Vada per la visita senologica, che è sempre utile per tanti aspetti, ma anche nelle donne senza protesi speriamo sempre di non accorgerci dell’eventuale presenza di un nodulo dalla visita! Se è palpabile vuol dire che ha già raggiunto delle dimensioni che non sono esattamente minime.
E vada anche per l’ecografia, che è un ottimo mezzo diagnostico, ma da abbinare alla mammografia, soprattutto nei seni più voluminosi e superati i 40 anni.
Arriviamo dunque alla mammografia. Innanzitutto c’è da dire che i radiologi senologi più esperti conoscono e applicano la manovra di Eklund. Una manovra che permette di isolare il tessuto mammario rispetto alla protesi, di portare sul piatto del mammografo la sola ghiandola mammaria e di poter esercitare la giusta pressione per visualizzare bene il tessuto. In ogni caso, anche senza la manovra di Eklund, la mammografia si può fare, anzi si deve fare. I tecnici di radiologia dedicati alla senologia sanno bene che tipo di pressione potranno esercitare, tenuto conto della presenza delle protesi, senza arrecare danni. Se, per esempio, vi fossero delle microcalcificazioni, che in alcuni casi possono rappresentare la fase iniziale di un tumore del seno, sarebbero individuabili solo dalla mammografia, e dall’ecografia solo quando si trovassero già all’interno di un nodulo, ovvero molto, ma molto più evidenti e numerose.

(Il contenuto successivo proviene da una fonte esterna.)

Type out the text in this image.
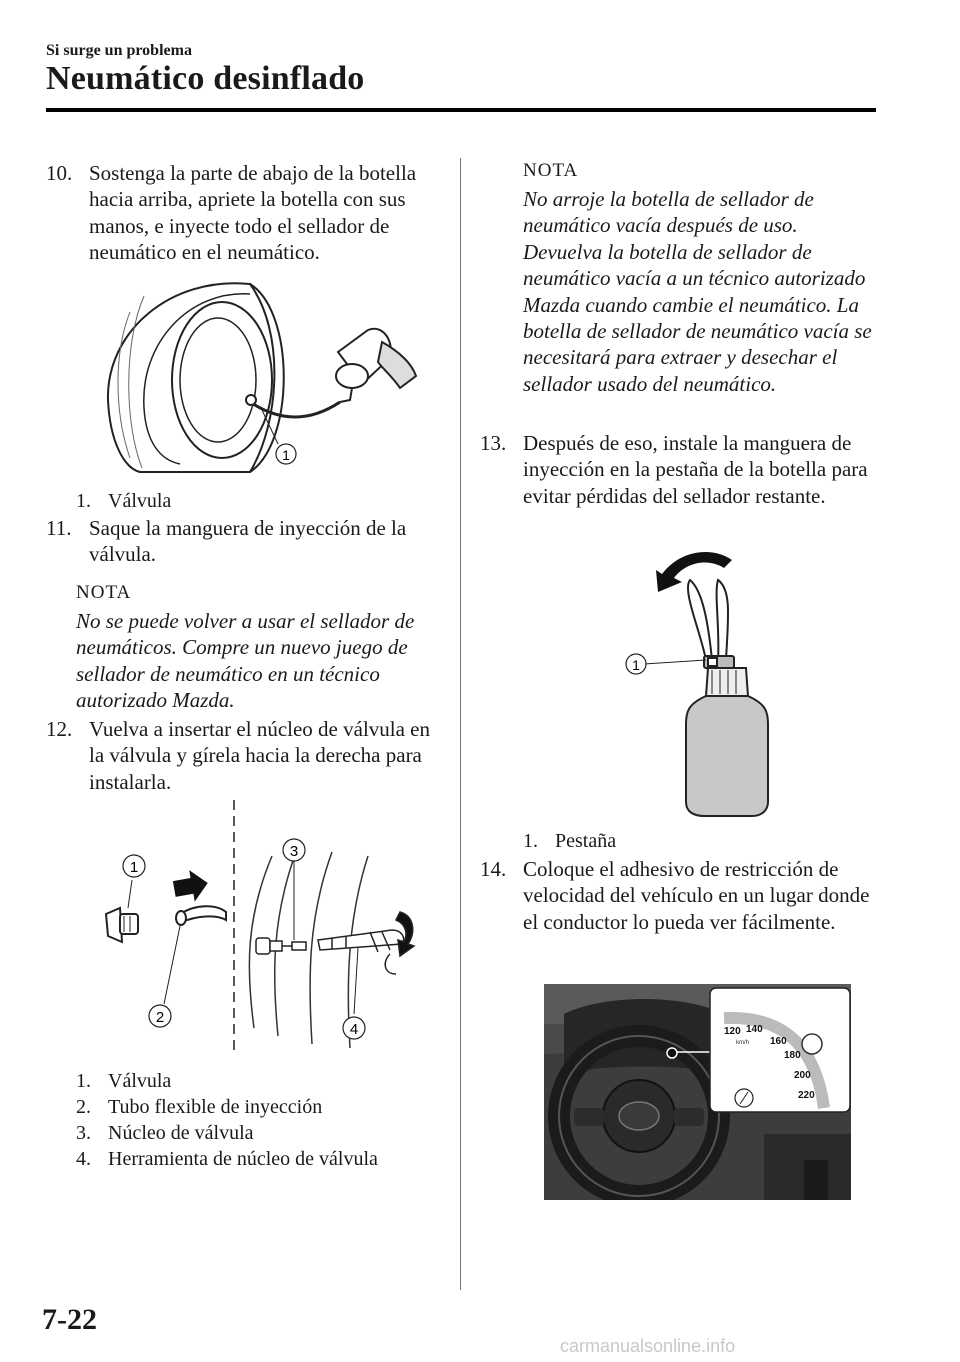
Si surge un problema
Neumático desinflado
10. Sostenga la parte de abajo de la botella hacia arriba, apriete la botella con sus manos, e inyecte todo el sellador de neumático en el neumático.
1
1. Válvula
11. Saque la manguera de inyección de la válvula.
NOTA
No se puede volver a usar el sellador de neumáticos. Compre un nuevo juego de sellador de neumático en un técnico autorizado Mazda.
12. Vuelva a insertar el núcleo de válvula en la válvula y gírela hacia la derecha para instalarla.
1
2
3
4
1. Válvula
2. Tubo flexible de inyección
3. Núcleo de válvula
4. Herramienta de núcleo de válvula
NOTA
No arroje la botella de sellador de neumático vacía después de uso. Devuelva la botella de sellador de neumático vacía a un técnico autorizado Mazda cuando cambie el neumático. La botella de sellador de neumático vacía se necesitará para extraer y desechar el sellador usado del neumático.
13. Después de eso, instale la manguera de inyección en la pestaña de la botella para evitar pérdidas del sellador restante.
1
1. Pestaña
14. Coloque el adhesivo de restricción de velocidad del vehículo en un lugar donde el conductor lo pueda ver fácilmente.
120 140
160
180
200
220
km/h
7-22
carmanualsonline.info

A Monica ho innanzitutto fornito questo tipo di informazione, e devo dire che mi ha ascoltata con molta attenzione. Purtroppo, già visitandola, ho sentito sotto le dita un nodulo chiaramente al di sopra della superficie della protesi sinistra, e l’ecografia successiva ne è stata la conferma. Mammografia e risonanza hanno completato il quadro di immagini, e il prelievo di cellule (agoaspirato) mi ha dato la conferma e la certezza che si trattasse di un carcinoma. Il sesto senso di Monica, che l’ha portata a controllarsi, benché con un certo ritardo, è stato ripagato da un intervento chirurgico che non è stato particolarmente invasivo. Abbiamo mantenuto in sede la protesi senza doverla sostituire, è stata effettuata una radioterapia adiuvante che non ha comportato particolari alterazioni alla protesi stessa, e abbiamo iniziato la terapia ormonale senza la necessità di una chemioterapia, come lei temeva. E ora, anche se in menopausa precoce, abbiamo restituito a Monica fiducia e serenità.
In questo capitolo sono emerse diverse problematiche che vi fanno intuire quanto sia complesso il lavoro del medico oggi. Pensate che, quando ho iniziato la mia carriera (e non sto parlando di mille anni fa!!), non c’era la tomografia computerizzata (TC), non c’era la RM, e neppure la tomografia a emissione di positroni (PET), non si indagavano tutti i tessuti con agoaspirati e biopsie. E questo non solo per il seno e non solo per la diagnosi, ma anche per il trattamento chirurgico e medico-farmacologico. Sapere un po’ di tutto non era così difficile. Pensiamo, oggi, alle moderne tecnologie per la diagnosi, all’evoluzione che si è avuta in campo chirurgico in termini di miniinvasività o anche in tipologia di interventi chirurgici, all’innovazione farmacologica in tutti i settori, dall’oncologia alla cardiologia, dalla neurologia all’endocrinologia e così via. Cuore, polmone, ovaio, colon, mammella, osso, solo per citarne alcuni, sono diventati campi estremamente estesi, per i quali c’è necessità di approfondito studio e conoscenza, per i quali è necessario formare o identificare delle unità di lavoro multidisciplinari e interdisciplinari espressamente dedicate.
Per quanto riguarda il seno, ne parleremo in maniera più approfondita quando vi racconterò come siamo arrivati alla normativa per i centri di senologia!